Namanya Mahin Harahap. Mahin lahir di kampung ini. Sambil menuangkan kopi, Mahin mulai menceritakan sejarah Unte Rudang.
Menurut Mahin, Unte Rudang telah dihuni sejak tiga generasi di atasnya. Artinya, kampung ini sudah ada sebelum Indonesia merdeka.
"Opung (kakek) dari bapak saya sudah di sini," kata lelaki berumur 49 tahun ini.
Mahin mengatakan, Unte Rudang artinya jeruk nipis. Dulu, Unte Rudang dikenal banyak tumbuhan tersebut.
Saat ini, mayoritas warga Unte Rudang berprofesi sebagai petani. Baik karet, kopi maupun sawah.
Selama ini, Mahin belum pernah melihat Bupati Tapanuli Selatan Syahrul Pasaribu berkunjung ke kampung tersebut.
"Di kampung ini semuanya masih saudara.

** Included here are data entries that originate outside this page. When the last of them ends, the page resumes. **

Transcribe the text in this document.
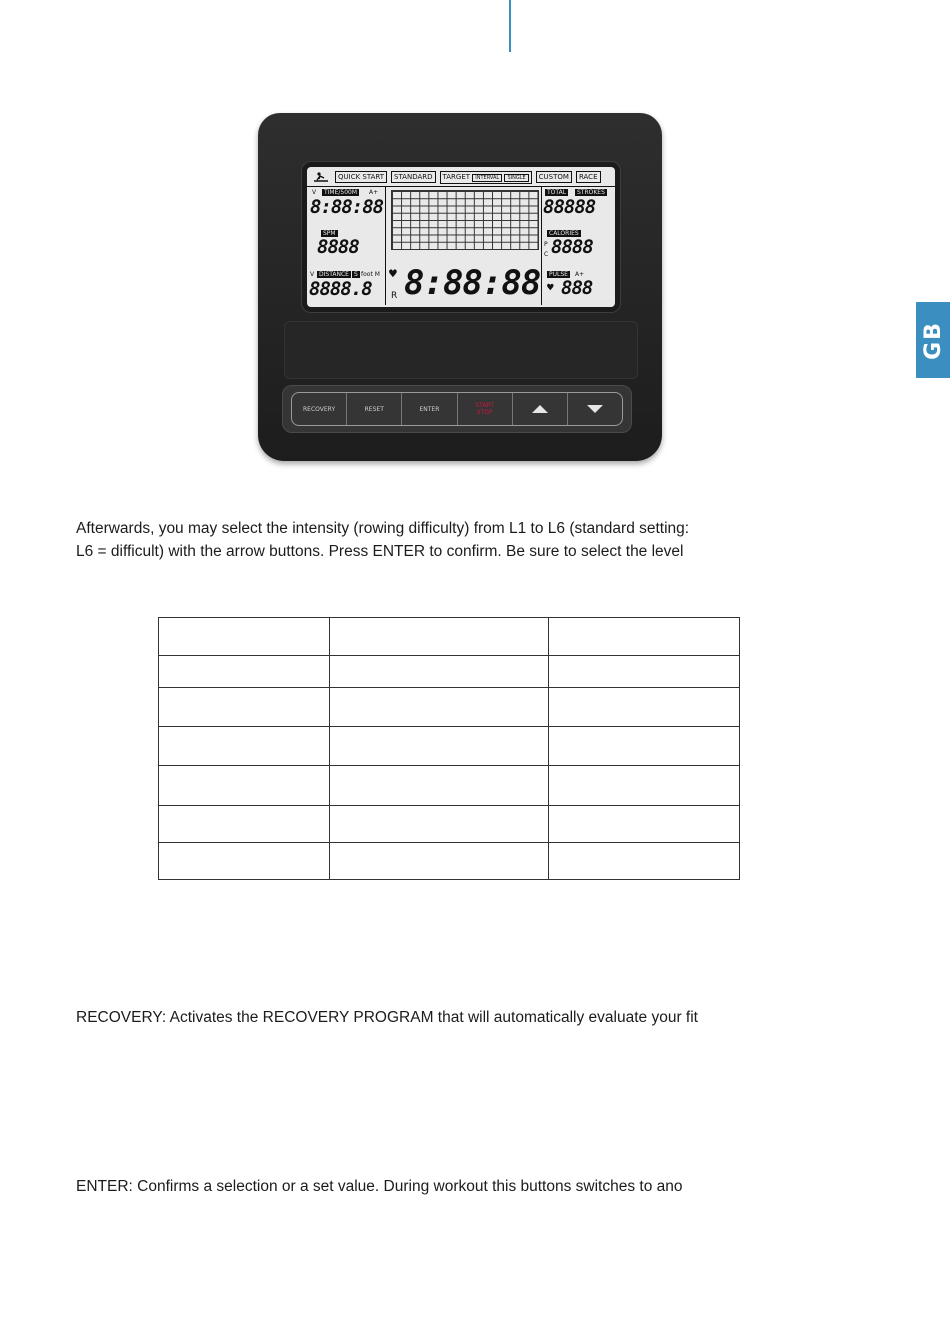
GB
QUICK START	STANDARD	TARGET INTERVAL SINGLE	CUSTOM	RACE
V	TIME/500M	A+
8:88:88
SPM
8888
V DISTANCE S foot M
8888.8
♥
R 8:88:88
TOTAL	STROKES
88888
CALORIES
P
C 8888
PULSE	A+
♥ 888
RECOVERY	RESET	ENTER	START
STOP
Afterwards, you may select the intensity (rowing difficulty) from L1 to L6 (standard setting:
L6 = difficult) with the arrow buttons. Press ENTER to confirm. Be sure to select the level

RECOVERY: Activates the RECOVERY PROGRAM that will automatically evaluate your fit
ENTER: Confirms a selection or a set value. During workout this buttons switches to ano
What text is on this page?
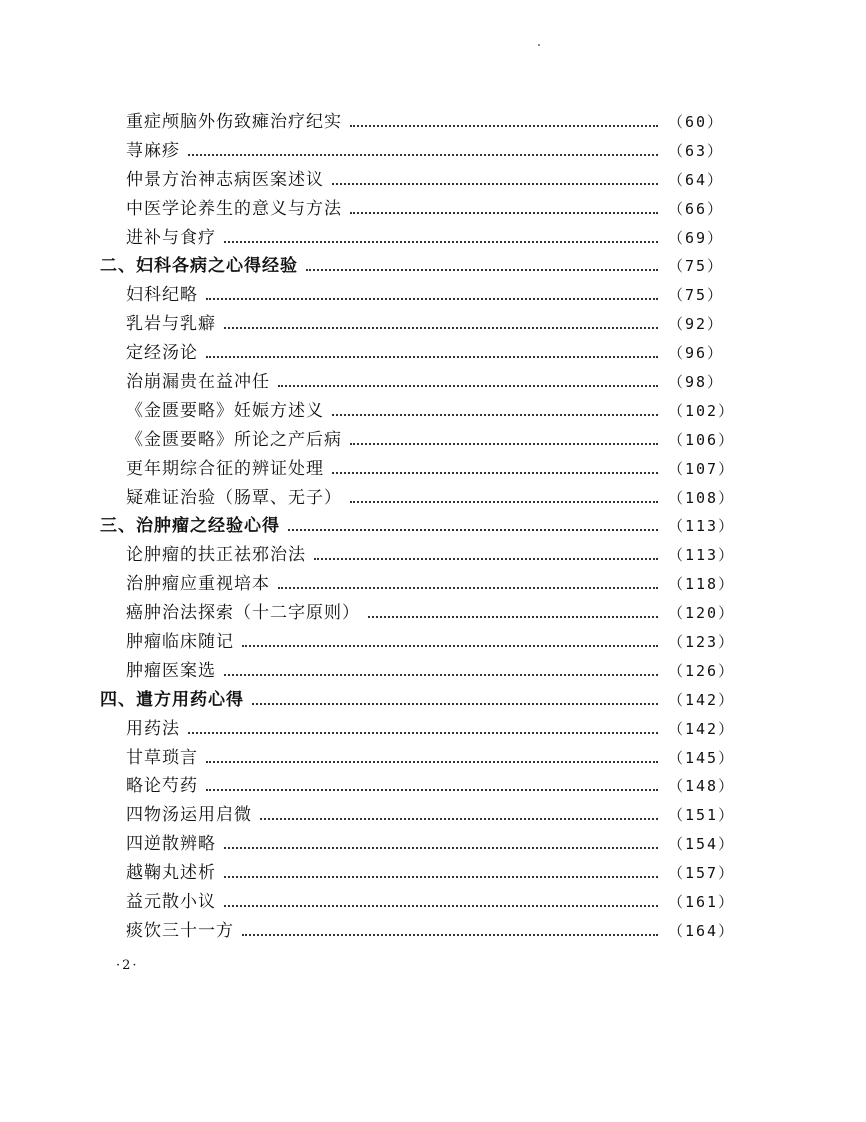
重症颅脑外伤致瘫治疗纪实	（60）
荨麻疹	（63）
仲景方治神志病医案述议	（64）
中医学论养生的意义与方法	（66）
进补与食疗	（69）
二、妇科各病之心得经验	（75）
妇科纪略	（75）
乳岩与乳癖	（92）
定经汤论	（96）
治崩漏贵在益冲任	（98）
《金匮要略》妊娠方述义	（102）
《金匮要略》所论之产后病	（106）
更年期综合征的辨证处理	（107）
疑难证治验（肠覃、无子）	（108）
三、治肿瘤之经验心得	（113）
论肿瘤的扶正祛邪治法	（113）
治肿瘤应重视培本	（118）
癌肿治法探索（十二字原则）	（120）
肿瘤临床随记	（123）
肿瘤医案选	（126）
四、遣方用药心得	（142）
用药法	（142）
甘草琐言	（145）
略论芍药	（148）
四物汤运用启微	（151）
四逆散辨略	（154）
越鞠丸述析	（157）
益元散小议	（161）
痰饮三十一方	（164）
·2·
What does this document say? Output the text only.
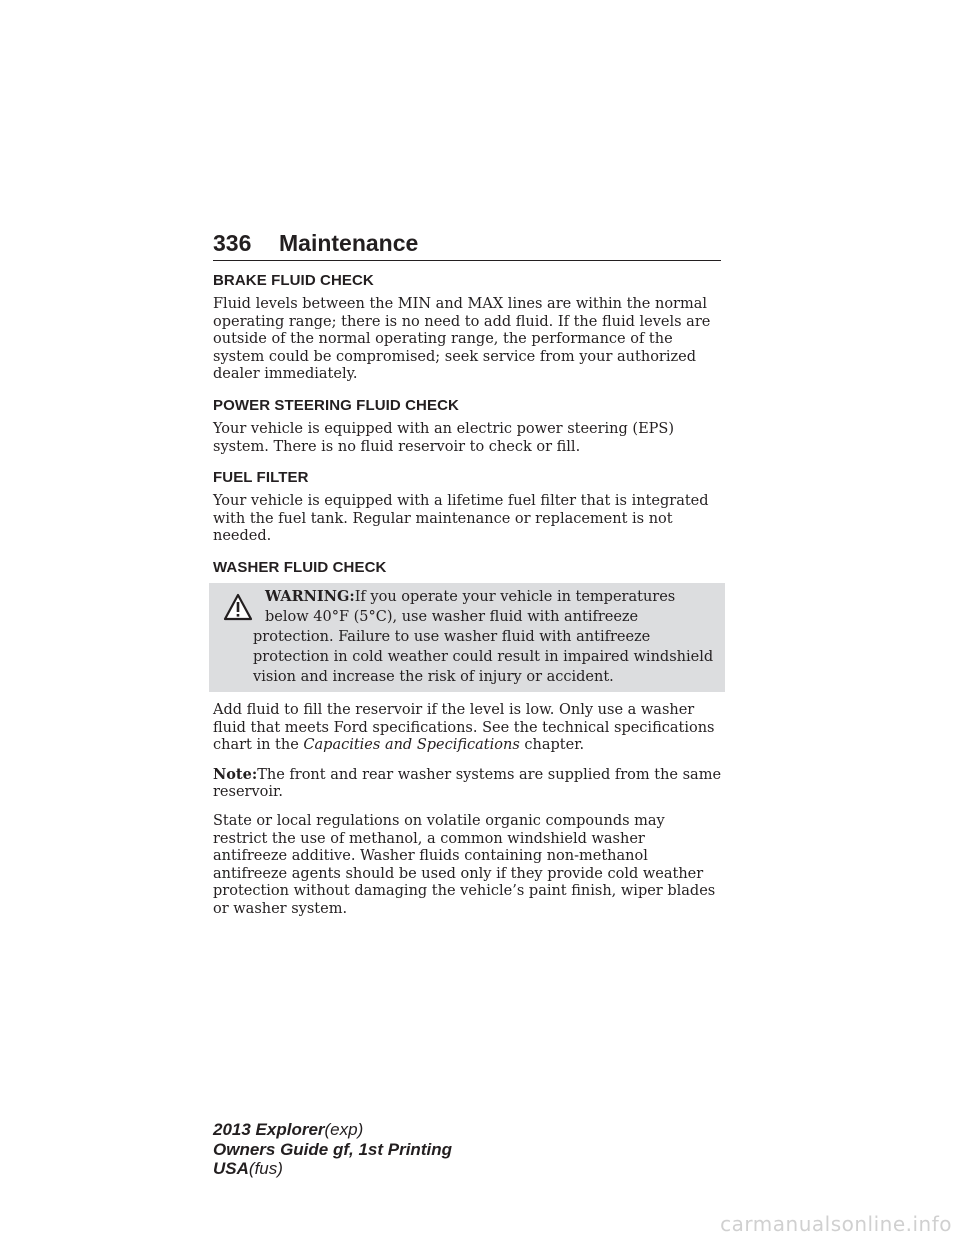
336 Maintenance
BRAKE FLUID CHECK

Fluid levels between the MIN and MAX lines are within the normal operating range; there is no need to add fluid. If the fluid levels are outside of the normal operating range, the performance of the system could be compromised; seek service from your authorized dealer immediately.

POWER STEERING FLUID CHECK

Your vehicle is equipped with an electric power steering (EPS) system. There is no fluid reservoir to check or fill.

FUEL FILTER

Your vehicle is equipped with a lifetime fuel filter that is integrated with the fuel tank. Regular maintenance or replacement is not needed.

WASHER FLUID CHECK

WARNING:If you operate your vehicle in temperatures below 40°F (5°C), use washer fluid with antifreeze protection. Failure to use washer fluid with antifreeze protection in cold weather could result in impaired windshield vision and increase the risk of injury or accident.

Add fluid to fill the reservoir if the level is low. Only use a washer fluid that meets Ford specifications. See the technical specifications chart in the Capacities and Specifications chapter.

Note:The front and rear washer systems are supplied from the same reservoir.

State or local regulations on volatile organic compounds may restrict the use of methanol, a common windshield washer antifreeze additive. Washer fluids containing non-methanol antifreeze agents should be used only if they provide cold weather protection without damaging the vehicle’s paint finish, wiper blades or washer system.

2013 Explorer(exp)
Owners Guide gf, 1st Printing
USA(fus)
carmanualsonline.info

Sebenarnya kampung ini banyak warganya. Tapi karena tidak ada listrik, banyak yang pindah atau keluar merantau," kata Mahin.

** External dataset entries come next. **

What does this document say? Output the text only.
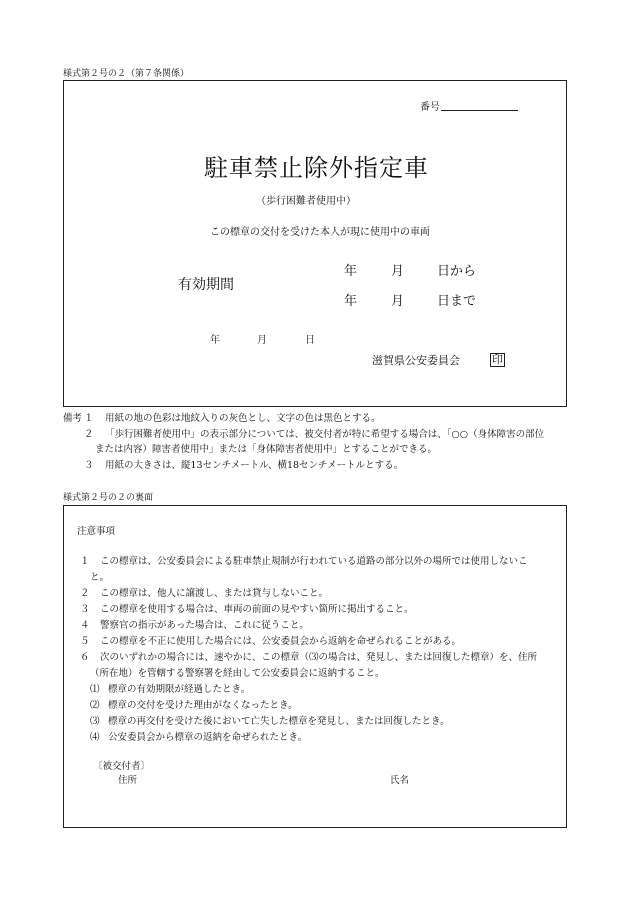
様式第２号の２（第７条関係）
番号
駐車禁止除外指定車
（歩行困難者使用中）
この標章の交付を受けた本人が現に使用中の車両
有効期間
年	月	日から
年	月	日まで
年	月	日
滋賀県公安委員会	印
備考 １ 用紙の地の色彩は地紋入りの灰色とし、文字の色は黒色とする。
２ 「歩行困難者使用中」の表示部分については、被交付者が特に希望する場合は、「○○（身体障害の部位
または内容）障害者使用中」または「身体障害者使用中」とすることができる。
３ 用紙の大きさは、縦13センチメートル、横18センチメートルとする。
様式第２号の２の裏面
注意事項
１ この標章は、公安委員会による駐車禁止規制が行われている道路の部分以外の場所では使用しないこ
と。
２ この標章は、他人に譲渡し、または貸与しないこと。
３ この標章を使用する場合は、車両の前面の見やすい箇所に掲出すること。
４ 警察官の指示があった場合は、これに従うこと。
５ この標章を不正に使用した場合には、公安委員会から返納を命ぜられることがある。
６ 次のいずれかの場合には、速やかに、この標章（⑶の場合は、発見し、または回復した標章）を、住所
（所在地）を管轄する警察署を経由して公安委員会に返納すること。
⑴ 標章の有効期限が経過したとき。
⑵ 標章の交付を受けた理由がなくなったとき。
⑶ 標章の再交付を受けた後において亡失した標章を発見し、または回復したとき。
⑷ 公安委員会から標章の返納を命ぜられたとき。
〔被交付者〕
住所	氏名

Mahin mengatakan, tidak adanya listrik bukan hanya membuat mereka sulit mendapat informasi. Namun juga penerangan kala menunaikan salat. Di kampung ini, kata Mahin, semua warganya beragama Muslim.
Selama ini, warga hanya memanfaatkan mesin-mesin rakitan untuk menghasilkan listrik ala kadarnya.

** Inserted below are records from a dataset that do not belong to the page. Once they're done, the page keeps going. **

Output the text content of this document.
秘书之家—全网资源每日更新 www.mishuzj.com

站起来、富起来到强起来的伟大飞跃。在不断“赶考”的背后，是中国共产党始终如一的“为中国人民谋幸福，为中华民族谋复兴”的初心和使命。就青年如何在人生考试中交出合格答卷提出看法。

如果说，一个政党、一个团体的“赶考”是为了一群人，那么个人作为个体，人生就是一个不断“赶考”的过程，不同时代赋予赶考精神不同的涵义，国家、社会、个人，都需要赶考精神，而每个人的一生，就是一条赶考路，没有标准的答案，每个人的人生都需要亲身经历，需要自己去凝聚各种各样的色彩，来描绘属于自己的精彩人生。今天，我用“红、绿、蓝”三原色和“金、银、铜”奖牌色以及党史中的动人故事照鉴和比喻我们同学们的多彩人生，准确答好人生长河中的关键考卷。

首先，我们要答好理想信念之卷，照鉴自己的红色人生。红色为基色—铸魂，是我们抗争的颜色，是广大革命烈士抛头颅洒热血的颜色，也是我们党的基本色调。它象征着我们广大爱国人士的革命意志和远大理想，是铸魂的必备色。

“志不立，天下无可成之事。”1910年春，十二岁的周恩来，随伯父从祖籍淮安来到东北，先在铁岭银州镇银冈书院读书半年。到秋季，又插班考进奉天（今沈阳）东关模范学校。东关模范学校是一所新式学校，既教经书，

"Apalagi kalau ada yang meninggal, susah sekali," kata Mahin.
Warga lainnya, Ramadan Harahap mengatakan, kondisi Unte Rudang sudah kerap diberitakan media massa. Baik lokal maupun nasional. Namun, sampai saat ini belum ada perubahan.
"Tapi begitupun kami tetap berharap," kata Ramadan.
Ramadan juga merupakan penduduk asli Unte Rudang. Ia lahir di sini dan sudah memiliki dua anak. Satu di antaranya masih duduk di bangku sekolah dasar.
Ramadan mengakui kondisi jalan yang buruk ke kampungnya sangat menyulitkan anak-anak untuk sekolah. Bahkan, tak jarang anak-anak di kampung ini berjalan kaki sekitar dua kilometer menuju sekolah.
"Kami berharap pemerintah mau membuka mata melihat kampung kami ini. Karena sebenarnya kampung kami ini di tengah-tengah. Kampung lainnya sudah ada listrik," ujar Ramadan.
Sulit Akses Jalan
Sampai berita ini diturunkan, Bupati Tapanuli Selatan Syahrul Pasaribu belum dapat dimintai komentarnya.
Syahrul tidak menjawab panggilan telepon setelah berulang kali dihubungi. Ia juga juga tidak membalas pesan yang dikirim melalui aplikasi WhatsApp.
Manajer PLN Area Padangsidimpuan Ronny Afrianto mengakui di wilayah kerjanya, Tapanuli bagian Sletan masih ada beberapa kawasan yang belum dialiri listrik.
"Di wilayah eks Tapanuli bagian Selatan, rasio desa berlistrik belum 100 persen," ujar Ronny melalui telepon seluler.
Untuk Desa Pargarutan Dolok, Angkola Timur yang berlokasi membutuhkan wkatu tempuh sekitar 15 menit dari perkantoran Kabupaten Tapanuli Selatan, Ronny berjanji segera meninjau tempat tersebut.
Dia mengaku tim PLN terkadang terkendala sulitnya akses jalan. Persoalan lain, terkait pembebasan lahan atau tanaman di lokasi, sehingga mengahambat masuknya listrik.
"Kalau jalan itu hanya bisa dilitnasi roda dua, tentu kami kesulitan untuk memobilisasi material dan peralatan," ujar Ronny.
"Bertahap sudah kami lakukan penyambungan. Tetakhir di Kabupaten Padanglawas. Sebelumnya di Tapanuli Selatan, tepatnya di Sitabo-tabo," kata Ronny.